Traditionally one method for larger organisations to reduce and/or
reallocate cost has been to reduce headcount amongst employees. Laying
off staff removes the entire overhead but loses the resource, and thus
can affect performance. Converting staff from being employees to being
self employed however has enabled savings to be made without necessarily
affecting performance, and historically has provided the added bonus of
achieving hiring flexibility. Non employed staff do not need statutory
notice to end the contract, and do not have the right to claim unfair
dismissal or redundancy (or for that matter other pure employment
rights) – and so such staff can be fired at will. In addition employer’s
national insurance need not be paid, providing a saving of 12.8% on
“salary” overhead.

The same benefits traditionally have applied when new staff are hired on contracts that are not employment contracts.

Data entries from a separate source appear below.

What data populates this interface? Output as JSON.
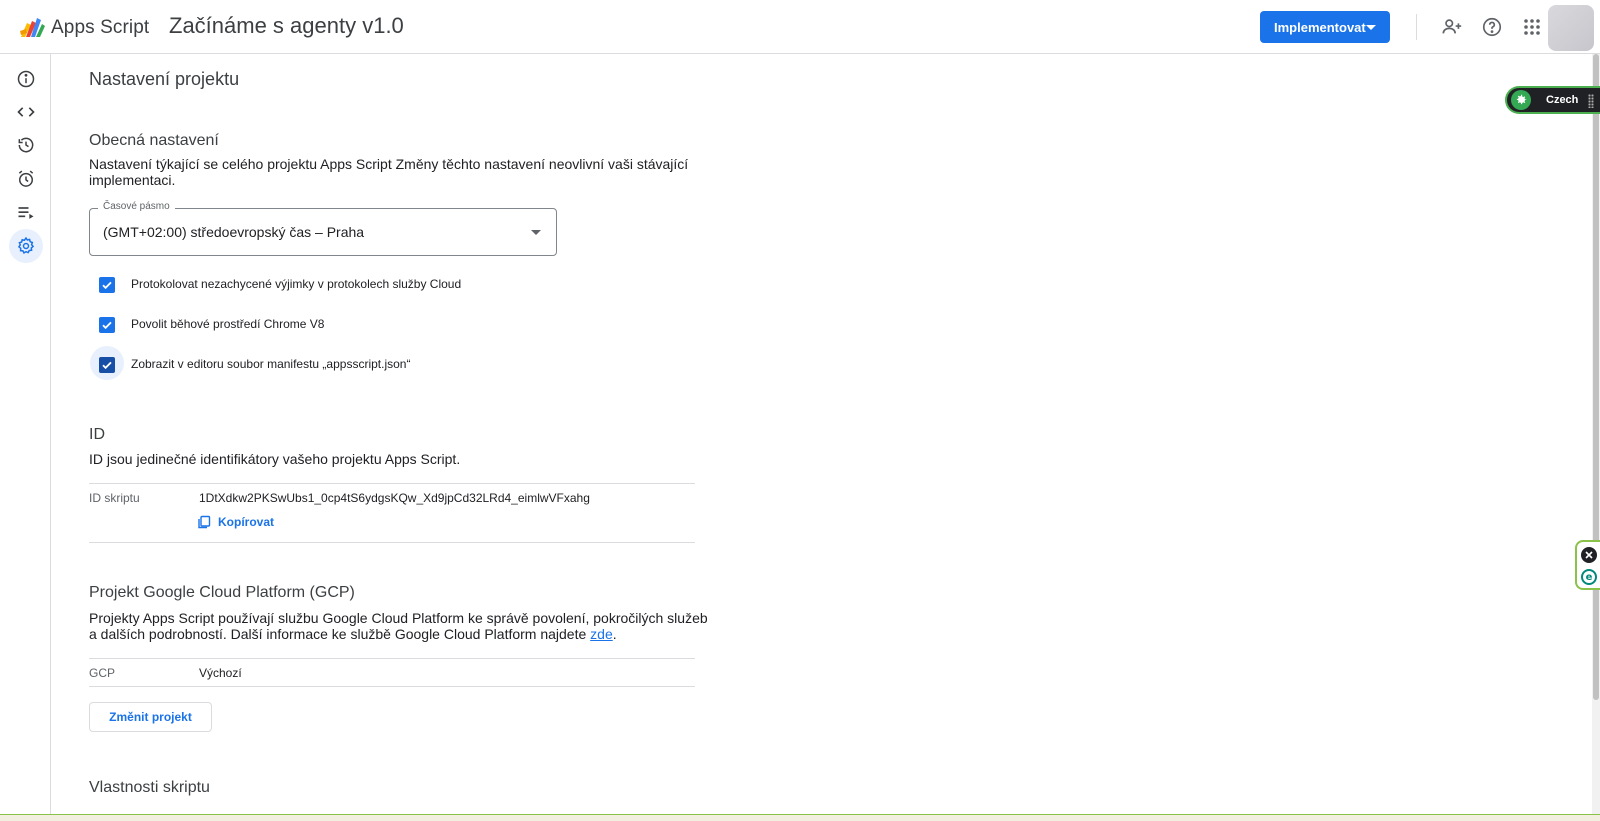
{
  "header": {
    "brand": "Apps Script",
    "project_title": "Začínáme s agenty v1.0",
    "deploy_label": "Implementovat",
    "icons": [
      "add-person-icon",
      "help-icon",
      "apps-grid-icon"
    ]
  },
  "rail": {
    "items": [
      {
        "name": "info-icon",
        "active": false
      },
      {
        "name": "code-icon",
        "active": false
      },
      {
        "name": "history-icon",
        "active": false
      },
      {
        "name": "alarm-icon",
        "active": false
      },
      {
        "name": "executions-icon",
        "active": false
      },
      {
        "name": "settings-gear-icon",
        "active": true
      }
    ]
  },
  "page": {
    "title": "Nastavení projektu"
  },
  "general": {
    "title": "Obecná nastavení",
    "description": "Nastavení týkající se celého projektu Apps Script Změny těchto nastavení neovlivní vaši stávající implementaci.",
    "timezone_label": "Časové pásmo",
    "timezone_value": "(GMT+02:00) středoevropský čas – Praha",
    "checkboxes": [
      {
        "label": "Protokolovat nezachycené výjimky v protokolech služby Cloud",
        "checked": true
      },
      {
        "label": "Povolit běhové prostředí Chrome V8",
        "checked": true
      },
      {
        "label": "Zobrazit v editoru soubor manifestu „appsscript.json“",
        "checked": true
      }
    ]
  },
  "ids": {
    "title": "ID",
    "description": "ID jsou jedinečné identifikátory vašeho projektu Apps Script.",
    "script_id_label": "ID skriptu",
    "script_id_value": "1DtXdkw2PKSwUbs1_0cp4tS6ydgsKQw_Xd9jpCd32LRd4_eimlwVFxahg",
    "copy_label": "Kopírovat"
  },
  "gcp": {
    "title": "Projekt Google Cloud Platform (GCP)",
    "description_before_link": "Projekty Apps Script používají službu Google Cloud Platform ke správě povolení, pokročilých služeb a dalších podrobností. Další informace ke službě Google Cloud Platform najdete ",
    "link_text": "zde",
    "description_after_link": ".",
    "key": "GCP",
    "value": "Výchozí",
    "change_button": "Změnit projekt"
  },
  "properties": {
    "title": "Vlastnosti skriptu"
  },
  "extension": {
    "language_label": "Czech"
  },
  "colors": {
    "accent": "#1a73e8",
    "active_rail_bg": "#e8f0fe",
    "extension_border": "#4caf50"
  }
}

To achieve these savings an employment relationship must be
avoided. To avoid employment a hirer will ensure that the worker signs a
temporary contract for services. A more prudent hirer may well use an
agency to resource and supply new workers the agency, on the face of it
taking over responsibility for entering into contracts with staff
subject to headcount reduction. Sometimes staff are asked to operate
through limited companies in an attempt to further push away any
semblance of an employment relationship. Having taken these steps a
finance director may feel content to allocate the overhead away from
“salary or wages”, and safely bag the 12.8% saving – job done.

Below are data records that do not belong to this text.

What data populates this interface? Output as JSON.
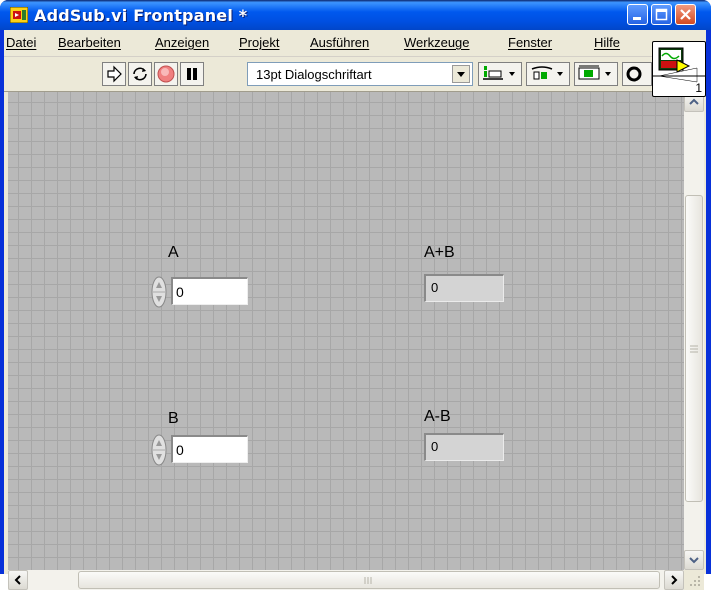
{
  "window": {
    "title": "AddSub.vi Frontpanel *"
  },
  "menu": {
    "items": [
      {
        "label": "Datei"
      },
      {
        "label": "Bearbeiten"
      },
      {
        "label": "Anzeigen"
      },
      {
        "label": "Projekt"
      },
      {
        "label": "Ausführen"
      },
      {
        "label": "Werkzeuge"
      },
      {
        "label": "Fenster"
      },
      {
        "label": "Hilfe"
      }
    ]
  },
  "toolbar": {
    "font_setting": "13pt Dialogschriftart",
    "connector_number": "1",
    "icons": [
      "run-arrow-icon",
      "run-continuous-icon",
      "abort-icon",
      "pause-icon",
      "align-objects-icon",
      "distribute-objects-icon",
      "resize-objects-icon",
      "reorder-icon"
    ]
  },
  "controls": {
    "a": {
      "label": "A",
      "value": "0"
    },
    "b": {
      "label": "B",
      "value": "0"
    }
  },
  "indicators": {
    "sum": {
      "label": "A+B",
      "value": "0"
    },
    "diff": {
      "label": "A-B",
      "value": "0"
    }
  },
  "colors": {
    "titlebar": "#0054e3",
    "panel_background": "#b9b9b9",
    "grid_lines": "#a7a7a7",
    "close_button": "#d34a22"
  }
}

However things are now no longer as simple as that. In a recent Court of Appeal ruling (Cable and Wireless v Muscat)
guidance in an earlier case (Brook Street Bureau v Dacas) has been
unambiguously upheld. In Dacas the Court of Appeal laid down clear
guidelines requiring any Tribunal to consider in every case whether a
worker is an employee of the hirer, largely regardless of any written
agency contracts.

The result is that non employed staff that are treated as employees
by the hirer may well now have full employment rights, and, if they do,
they are in fact employees for all purposes. This in turn means that
all of the benefits, the flexibility, the exclusion of rights to claim
unfair dismissal and so on, are lost. This applies to all categories of
temp staff including interim managers.

Temp staff can make claims to employment tribunals for enforcement
of employment rights including unfair dismissal, and are likely to
succeed if the criteria is met. If they do succeed not only will orders
for payment of  awards have to be met, but the Revenue will have to be
reckoned with. The Revenue is no longer shy in coming forward to claim
employment tax and national insurance if it considers there is an
employment relationship that has not been disclosed. In addition, wasted
management time will be irrecoverable from any source.

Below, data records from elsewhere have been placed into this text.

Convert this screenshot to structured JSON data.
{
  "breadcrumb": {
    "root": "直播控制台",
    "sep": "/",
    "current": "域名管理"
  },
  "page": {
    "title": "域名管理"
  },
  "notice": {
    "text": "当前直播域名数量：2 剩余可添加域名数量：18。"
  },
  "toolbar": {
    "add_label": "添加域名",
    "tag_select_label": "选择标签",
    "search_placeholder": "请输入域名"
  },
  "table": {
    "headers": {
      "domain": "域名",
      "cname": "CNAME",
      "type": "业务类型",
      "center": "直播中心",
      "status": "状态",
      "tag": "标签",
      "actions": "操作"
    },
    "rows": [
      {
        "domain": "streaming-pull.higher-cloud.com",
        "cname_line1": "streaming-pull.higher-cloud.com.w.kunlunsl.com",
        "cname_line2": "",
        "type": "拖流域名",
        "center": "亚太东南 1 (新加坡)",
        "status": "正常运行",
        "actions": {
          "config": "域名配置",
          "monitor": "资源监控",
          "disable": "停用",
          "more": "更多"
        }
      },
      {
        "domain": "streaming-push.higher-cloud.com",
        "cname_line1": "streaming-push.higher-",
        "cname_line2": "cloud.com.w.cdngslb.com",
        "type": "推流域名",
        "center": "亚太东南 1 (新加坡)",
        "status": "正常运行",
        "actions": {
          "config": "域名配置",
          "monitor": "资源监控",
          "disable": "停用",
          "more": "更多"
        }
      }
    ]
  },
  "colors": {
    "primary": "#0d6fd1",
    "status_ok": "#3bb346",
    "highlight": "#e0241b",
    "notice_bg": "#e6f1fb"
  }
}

There are steps that can be taken to avoid such staff being treated
as employees. However there is no silver bullet solution and each
organisation will have different issues that should be confronted. It is
possible to arrange affairs so that a good degree of flexibility is
still retained without the risks. Some staffing agencies, even those
purporting to offer a managed service in this area, simply do not have
the expertise or process in place to provide real security in this area.
It would make sense therefore to obtain specialist independent advice,
to identify the risk not only relating to the worker, but also which
could be engendered by an unaware agency, and to devise a strategy for
dealing with it. This could restore the benefits of using temp workers.
However to ignore this issue following the ruling in Muscat would be to court disaster on a number of levels.